We might have deflected criticism had we assigned staffers who had limited relationships with the people involved. But Wright was pressing to do the story and we allowed her to, even though there was concern she might feel betrayed by her former coworker. I bowed out because Bookchin had been a colleague and friend for more than 10 years.
Questions still flew in the newsroom.
- Was it legitimate to question the appointment at all? Yes. Every day, we pursue stories because they’re topics the public is talking about. This appointment surely met that test. Also, there was Smith’s complaint, albeit solicited by us and scarcely unbiased.
- Was a different standard being applied here? No one remembered a previous instance in which so much was written with so little evidence of conflict. In a meeting, editors recalled name after name of Vermonters who’d left journalism to work as press secretaries or PR people. And nothing was recited more often than Smith’s own choice of a press secretary. Yet coverage of this magnitude hadn’t even been considered at that time.

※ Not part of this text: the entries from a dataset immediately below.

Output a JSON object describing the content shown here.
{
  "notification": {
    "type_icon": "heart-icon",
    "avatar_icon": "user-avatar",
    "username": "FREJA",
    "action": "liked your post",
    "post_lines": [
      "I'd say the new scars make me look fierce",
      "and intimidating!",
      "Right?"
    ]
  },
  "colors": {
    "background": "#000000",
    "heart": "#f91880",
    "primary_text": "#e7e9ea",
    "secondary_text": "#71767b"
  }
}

- Was there evidence that coverage of Sanders had been too favorable? We had a fair amount of perspective on this. Bookchin had covered Sanders while he was mayor of Burlington and they’d repeatedly clashed over her aggressive reporting. Also, in a lengthy Sunday magazine article entitled “How Socialist is Bernard Sanders?” she took a hard look at the mayor’s politics that included strong criticism from socialist experts around the country. Finally, when Sanders was trying to prove he could work with Democrats, a Bookchin feature story raised doubts that launched one of the main campaign issues against him.
- Do a reporter’s known personal beliefs inhibit his or her ability to be professionally objective? Most reporters and editors I know vote and hold political beliefs but do everything possible to keep them separate from their professional work.
- What assurance was there that the overall election coverage had been fair? All major campaign stories were discussed before written and each had at least two or three separate edits by longtime professional copy editors.
- Important to all our decisions was the knowledge that Sanders had offered Bookchin the job sometime around June, after she left the paper for health reasons, and she refused it. This undermined the suggestion that the hiring was prearranged before her resignation.
- Finally, should newsroom discussion on the preparation of the story be included in the published article? This issue was raised when Wright took notes on our phone conversation planning the story. I had no idea she considered the discussion an interview, while she believed it was hypocritical to think everything wasn’t on the record.
A discussion of sources, notes, taste, libel and story focus must be considered a workplace conference. What’s public is what the paper puts on the page.
The upshot: Six days after the story broke, we published a 62-inch front page story by Wright and a follow-up the next day about similar appointments.
What are the lessons we took from our enforced self-examination?
- Perhaps reporters who cover political campaigns should be required to refrain from joining political staffs for a certain period after elections. At the least, news organizations might adopt policy statements discouraging such immediate employment.
- Develop a written ethics policy, possibly based on that of the Society of Professional Journalists, although additions are needed to cover specific situations.
- Turn the spotlight on yourself and assign reporters and editors you’re certain have no conflict or appearance of conflict.
- Make sure that you’re not using sheer volume of copy as a substitute for truth.
- Be mindful that the reason journalists walk out the door is often for more money and pay them well.
- A newspaper lives by its integrity. Reporters and editors must adhere to professional standards with the strength and tenacity of tigers.